ワンダフルエラー

「まあ、確かに恋愛感情はねえけど」

「はいはい、そうでしょうねえ」

「面倒臭くなさそうだし」

「…何その基準」


英二は、その女受けしそうな顔にゆっくりと笑みを浮かべながら言う。


「それに、サラとならヤってもいいぜ」

「…下品!」

「お前が言うな。つうか、今更純情ぶる気?」


ぺかん、とわたしの頭を軽く叩く。純情ぶってなんてないけど、これでも一応乙女だ。


「言っておくけど、それってセフレっていうんだからね」

「そういや、そうだな」

「告白モドキで人を巻き込まないで」


へいへい、ておまえ、ちゃんと聞いてるのか怪しいものだ。

このチャラチャラした性格にだけは、今になってもなじむことが出来ない。わたしは、一つの恋にはいつも本気だ。

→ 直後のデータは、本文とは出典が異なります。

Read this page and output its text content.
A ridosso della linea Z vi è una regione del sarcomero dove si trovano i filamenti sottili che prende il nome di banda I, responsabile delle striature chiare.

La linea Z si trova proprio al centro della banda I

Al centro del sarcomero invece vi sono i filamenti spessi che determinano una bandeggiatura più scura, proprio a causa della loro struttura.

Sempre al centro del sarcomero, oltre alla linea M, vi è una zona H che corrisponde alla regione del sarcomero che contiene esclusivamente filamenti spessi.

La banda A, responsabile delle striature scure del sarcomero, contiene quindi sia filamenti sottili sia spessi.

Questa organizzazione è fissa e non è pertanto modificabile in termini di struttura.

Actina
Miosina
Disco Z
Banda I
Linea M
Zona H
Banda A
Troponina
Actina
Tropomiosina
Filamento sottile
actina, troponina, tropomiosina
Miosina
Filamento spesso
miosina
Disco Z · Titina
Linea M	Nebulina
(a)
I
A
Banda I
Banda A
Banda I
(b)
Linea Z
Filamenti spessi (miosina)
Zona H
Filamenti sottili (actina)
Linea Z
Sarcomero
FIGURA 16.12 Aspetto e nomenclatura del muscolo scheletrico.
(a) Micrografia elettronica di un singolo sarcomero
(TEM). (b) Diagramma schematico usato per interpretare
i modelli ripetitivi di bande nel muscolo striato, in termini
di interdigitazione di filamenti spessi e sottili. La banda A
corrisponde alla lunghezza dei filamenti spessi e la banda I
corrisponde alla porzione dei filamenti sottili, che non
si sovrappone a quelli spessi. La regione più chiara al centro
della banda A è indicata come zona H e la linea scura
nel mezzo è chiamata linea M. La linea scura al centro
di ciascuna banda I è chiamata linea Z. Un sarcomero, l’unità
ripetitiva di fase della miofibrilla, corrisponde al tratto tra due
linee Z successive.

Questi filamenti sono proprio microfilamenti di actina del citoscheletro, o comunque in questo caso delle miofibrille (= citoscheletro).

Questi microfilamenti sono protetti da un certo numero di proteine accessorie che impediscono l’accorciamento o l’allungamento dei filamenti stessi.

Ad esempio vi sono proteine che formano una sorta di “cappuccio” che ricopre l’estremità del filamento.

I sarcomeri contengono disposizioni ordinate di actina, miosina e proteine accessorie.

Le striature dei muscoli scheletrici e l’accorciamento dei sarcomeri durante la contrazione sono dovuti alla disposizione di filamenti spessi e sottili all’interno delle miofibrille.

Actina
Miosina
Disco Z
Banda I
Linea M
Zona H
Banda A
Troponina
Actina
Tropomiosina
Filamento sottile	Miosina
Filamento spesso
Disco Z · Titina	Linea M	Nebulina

とっかえひっかえ、みたく言われる時もあるけどそれは誤解なのだ。

ただ周期が短いだけで全部、本気。


「まあ、俺と付き合いたくなったら言えよ」

「永遠に訪れないと思うよ」

「じゃあヤりたくなったら………痛ぇ!」


下品な男を自転車で轢いておいた。もう、早く帰ろう。この男に付き合いきれない。


わたしは今度こそこの場を後にした。